L’intérêt également de ces centres est de constituer des cohortes homogènes de patientes auxquelles on pourra apporter des informations de plus en plus précises et que l’on pourra éventuellement inclure dans des protocoles et des stratégies de prévention.

La question est de savoir qui relève de ces centres et en particulier qui relève de la consultation d’oncogénétique.
Nous avons résumé dans la figure suivante, les principales situations devant conduire à cette enquête.

Qui ?

Une fois la patiente adressée à ces centres, il devient alors nécessaire d’avoir une stratégie de coordination et de suivi, et en particulier, quelle surveillance pour ces patientes identifiées comme à haut risque ?

Les méthodes de surveillance sont l’auto examen (auto-inspection, auto-palpation), l’examen clinique des seins (généralement 2 fois par an), la mammographie (idéalement numérisée), l’échographie qui vient en complément de la mammographie ou en complément de l’IRM. Il est en effet plus performant de réaliser l’échographie après l’IRM. L’IRM chez ces patientes à haut risque constitue un des éléments de la surveillance. Ces examens sont réalisés une fois par an.

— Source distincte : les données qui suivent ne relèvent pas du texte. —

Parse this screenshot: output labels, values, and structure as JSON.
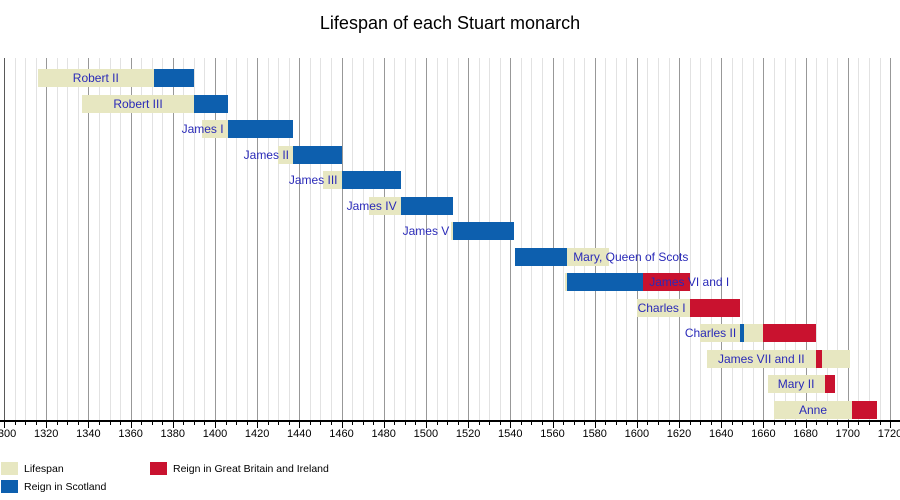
{
  "title": "Lifespan of each Stuart monarch",
  "colors": {
    "lifespan": "#e7e7c1",
    "scotland": "#0d5fae",
    "great_britain_ireland": "#c9122f",
    "label_text": "#2a2ab8",
    "grid_minor": "#e2e2e2",
    "grid_major": "#989898",
    "grid_edge": "#595959",
    "axis": "#000000"
  },
  "axis": {
    "start": 1300,
    "end": 1720,
    "minor_step": 5,
    "major_step": 20,
    "tick_labels": [
      "1300",
      "1320",
      "1340",
      "1360",
      "1380",
      "1400",
      "1420",
      "1440",
      "1460",
      "1480",
      "1500",
      "1520",
      "1540",
      "1560",
      "1580",
      "1600",
      "1620",
      "1640",
      "1660",
      "1680",
      "1700",
      "1720"
    ]
  },
  "legend": [
    {
      "label": "Lifespan",
      "color_key": "lifespan"
    },
    {
      "label": "Reign in Scotland",
      "color_key": "scotland"
    },
    {
      "label": "Reign in Great Britain and Ireland",
      "color_key": "great_britain_ireland"
    }
  ],
  "chart_data": {
    "type": "bar",
    "subtype": "timeline-gantt",
    "title": "Lifespan of each Stuart monarch",
    "x_range": [
      1300,
      1720
    ],
    "gridline_step_years": 5,
    "tick_label_step_years": 20,
    "legend_position": "bottom-left",
    "rows": [
      {
        "name": "Robert II",
        "lifespan": [
          1316,
          1390
        ],
        "reign_scotland": [
          1371,
          1390
        ],
        "reign_great_britain_ireland": null,
        "label": {
          "align": "center",
          "from": 1316,
          "to": 1371
        }
      },
      {
        "name": "Robert III",
        "lifespan": [
          1337,
          1406
        ],
        "reign_scotland": [
          1390,
          1406
        ],
        "reign_great_britain_ireland": null,
        "label": {
          "align": "center",
          "from": 1337,
          "to": 1390
        }
      },
      {
        "name": "James I",
        "lifespan": [
          1394,
          1437
        ],
        "reign_scotland": [
          1406,
          1437
        ],
        "reign_great_britain_ireland": null,
        "label": {
          "align": "right",
          "anchor": 1406
        }
      },
      {
        "name": "James II",
        "lifespan": [
          1430,
          1460
        ],
        "reign_scotland": [
          1437,
          1460
        ],
        "reign_great_britain_ireland": null,
        "label": {
          "align": "right",
          "anchor": 1437
        }
      },
      {
        "name": "James III",
        "lifespan": [
          1451,
          1488
        ],
        "reign_scotland": [
          1460,
          1488
        ],
        "reign_great_britain_ireland": null,
        "label": {
          "align": "right",
          "anchor": 1460
        }
      },
      {
        "name": "James IV",
        "lifespan": [
          1473,
          1513
        ],
        "reign_scotland": [
          1488,
          1513
        ],
        "reign_great_britain_ireland": null,
        "label": {
          "align": "right",
          "anchor": 1488
        }
      },
      {
        "name": "James V",
        "lifespan": [
          1512,
          1542
        ],
        "reign_scotland": [
          1513,
          1542
        ],
        "reign_great_britain_ireland": null,
        "label": {
          "align": "right",
          "anchor": 1513
        }
      },
      {
        "name": "Mary, Queen of Scots",
        "lifespan": [
          1542,
          1587
        ],
        "reign_scotland": [
          1542,
          1567
        ],
        "reign_great_britain_ireland": null,
        "label": {
          "align": "left",
          "anchor": 1567
        }
      },
      {
        "name": "James VI and I",
        "lifespan": [
          1566,
          1625
        ],
        "reign_scotland": [
          1567,
          1625
        ],
        "reign_great_britain_ireland": [
          1603,
          1625
        ],
        "label": {
          "align": "left",
          "anchor": 1603
        }
      },
      {
        "name": "Charles I",
        "lifespan": [
          1600,
          1649
        ],
        "reign_scotland": null,
        "reign_great_britain_ireland": [
          1625,
          1649
        ],
        "label": {
          "align": "right",
          "anchor": 1625
        }
      },
      {
        "name": "Charles II",
        "lifespan": [
          1630,
          1685
        ],
        "reign_scotland": [
          1649,
          1651
        ],
        "reign_great_britain_ireland": [
          1660,
          1685
        ],
        "label": {
          "align": "right",
          "anchor": 1649
        }
      },
      {
        "name": "James VII and II",
        "lifespan": [
          1633,
          1701
        ],
        "reign_scotland": null,
        "reign_great_britain_ireland": [
          1685,
          1688
        ],
        "label": {
          "align": "center",
          "from": 1633,
          "to": 1685
        }
      },
      {
        "name": "Mary II",
        "lifespan": [
          1662,
          1694
        ],
        "reign_scotland": null,
        "reign_great_britain_ireland": [
          1689,
          1694
        ],
        "label": {
          "align": "center",
          "from": 1662,
          "to": 1689
        }
      },
      {
        "name": "Anne",
        "lifespan": [
          1665,
          1714
        ],
        "reign_scotland": null,
        "reign_great_britain_ireland": [
          1702,
          1714
        ],
        "label": {
          "align": "center",
          "from": 1665,
          "to": 1702
        }
      }
    ]
  }
}
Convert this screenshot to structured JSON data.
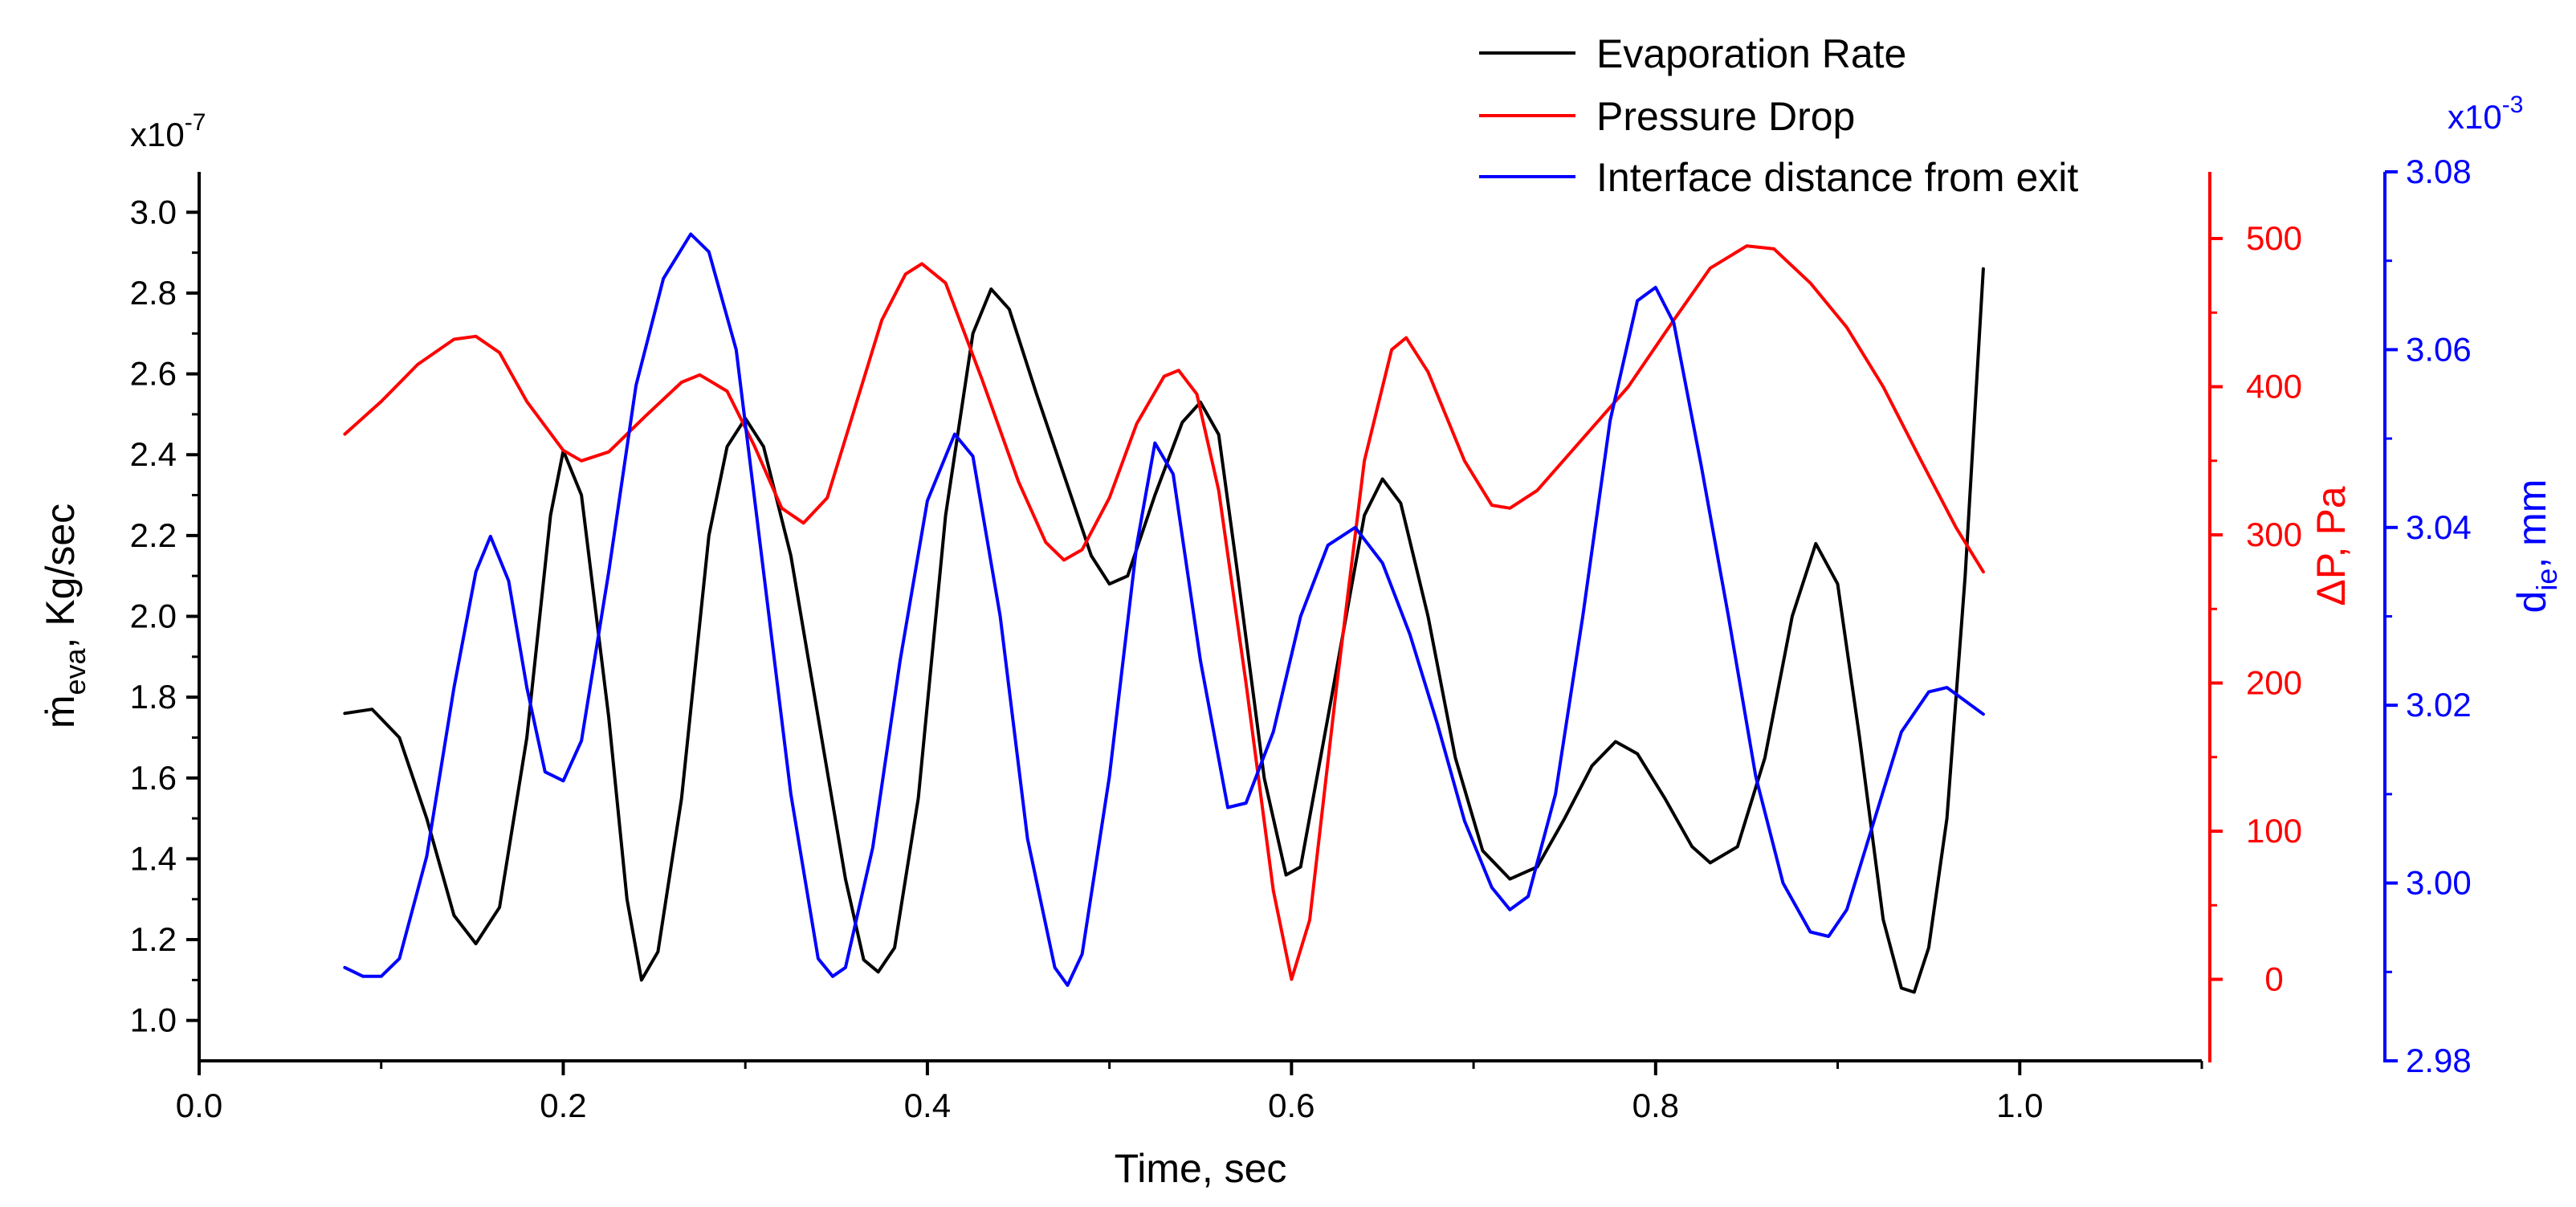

Rappelons que les patientes porteuses d’une mutation BRCA 1 et BRCA2 présentent également un sur-risque ovarien. Leur surveillance mammaire est complétée annuellement par un examen gynécologique, par une échographie pelvienne et par la pratique du marqueur CA 125.

Il est évident que cette surveillance lourde conduit dans certaines situations à proposer outre des protocoles de prévention qui sont en cours d’évaluation ; des mesures plus radicales qui sortent du cadre de cet éditorial mais qui doivent être quand même rappelées :

  • l’annexectomie prophylactique pour les patientes mutées BRCA1 BRCA 2 à partir de 40 à 45 ans.
  • La mastectomie prophylactique qui doit être également évoquée, discutée et soigneusement pesée avant d’être décidée.

Au total ces patientes représenteront une catégorie de plus en plus fréquemment identifiée.

La majorité d’entre elles, soit ne présenteront pas de cancer du sein, soit des cancers du sein à un stade précoce et donc curables. C’est pourquoi leur prise en charge psychologique doit s’orienter vers la prévention du stress majeur qu’engendre cette situation et la capacité pour nos équipes de leur offrir une qualité de vie améliorée.

Il est également évident que les « retombées familiales », voire sur certaines décisions en vue d’une grossesse, doivent être soigneusement pesées et surtout mesurées par ceux qui prennent en charge ces patientes.

Le savoir et l’expérience, sont dans ce domaine (comme dans beaucoup d’autres d’ailleurs), parfaitement irremplaçables.